Là-bas, nos compétences et nos diplômes ont éclaté en poussières de skills (micro-compétences), dont seules quelques-unes seront mises à contribution par une intelligence artificielle qui coordonnera des projets à haute valeur ajoutée (Gig Economy de demain). En toute honnêteté, nous n’avons pas tout compris et avons trouvé difficile de se projeter dans ce cyber-avenir. Ce monde de demain, qui sera, espèrent les auteurs, paisible, abondant et harmonieux, cache encore son vrai visage. Nous n’en avons vu que des Snaps (ces images sur Snapchat qui disparaissent une fois le doigt levé). Bienvenue à bord de HR Futures 2030.

Inspirés par l’armée américaine

Les premiers à s’intéresser aux scénarios du futur furent les militaires américains dès 1946. Les investissements en armements sont si gigantesques que les États préfèrent se renseigner sur les futurs possibles avant de remplir leurs arsenaux. Cette pratique est moins courante en économie. Gabriele Rizzo, astrophysicien de formation, a bâti sa carrière dans ces visions du futur. Il conseille les départements militaires américains et italiens notamment. Il a rencontré Isabelle Chappuis sur LinkedIn.

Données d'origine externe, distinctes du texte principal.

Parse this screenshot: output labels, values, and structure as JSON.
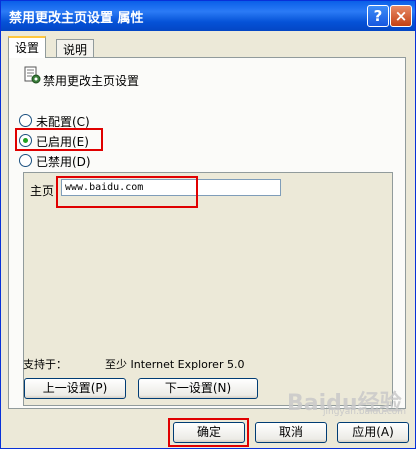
{
  "window": {
    "title": "禁用更改主页设置 属性",
    "help_label": "?",
    "close_label": "×"
  },
  "tabs": [
    {
      "label": "设置",
      "active": true
    },
    {
      "label": "说明",
      "active": false
    }
  ],
  "setting": {
    "name": "禁用更改主页设置"
  },
  "options": [
    {
      "label": "未配置(C)",
      "checked": false
    },
    {
      "label": "已启用(E)",
      "checked": true
    },
    {
      "label": "已禁用(D)",
      "checked": false
    }
  ],
  "homepage": {
    "label": "主页",
    "value": "www.baidu.com"
  },
  "support": {
    "label": "支持于：",
    "value": "至少 Internet Explorer 5.0"
  },
  "nav_buttons": {
    "prev": "上一设置(P)",
    "next": "下一设置(N)"
  },
  "dialog_buttons": {
    "ok": "确定",
    "cancel": "取消",
    "apply": "应用(A)"
  },
  "watermark": {
    "logo": "Baidu经验",
    "sub": "jingyan.baidu.com"
  },
  "colors": {
    "highlight": "#E00000",
    "title_bar": "#0A5FE8",
    "dialog_bg": "#ECE9D8"
  }
}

Vaudoise d’origine, elle est économiste et spécialiste du futur du travail. Très vite, le courant passe et ils fondent le «Swiss Center for Positive Futures». Isabelle Chappuis raconte: «Le futur n’existe pas. C’est à nous de le façonner. Nous devons récupérer notre droit de rêver un avenir meilleur. Mais nous avons tous la tendance à penser de manière linéaire. Bien que le monde accélère, il nous est très difficile de nous projeter dans des futurs différents. Cette difficulté que vous avez eue en nous lisant est tout à fait normale.»

Signaux faibles

La méthode utilisée consiste à identifier des signaux faibles aujourd’hui (l’avènement de nouvelles technologies disruptives ou l’émergence de tendances sociétales) pour créer une image du monde dans 20 ans (nous vivrons dans plusieurs univers parallèles, avec des identités différentes sur Facebook, Instagram ou LinkedIn ou leurs futures versions). Pourquoi dans 20 ans? «C’est le temps qu’il faudra pour préparer les enfants qui naissent aujourd’hui au monde de demain», répond Isabelle Chappuis. En plus de ces projets de prospectives appliquées (Futures Lab), le centre fera de la recherche (Futures Research), et offrira des enseignements (Futures Education). Ce travail sur le futur des RH est leur première réalisation. Soutenu par la Faculté des HEC Lausanne de l’Université de Lausanne et sponsorisé par Firmenich et HR Vaud, le livre présente dix caractéristiques du monde du travail de 2030: accélération, abondance, communauté, confiance, opportunités et nouvelles valeurs par exemple. Nous leur avons demandé d’en sélectionner trois.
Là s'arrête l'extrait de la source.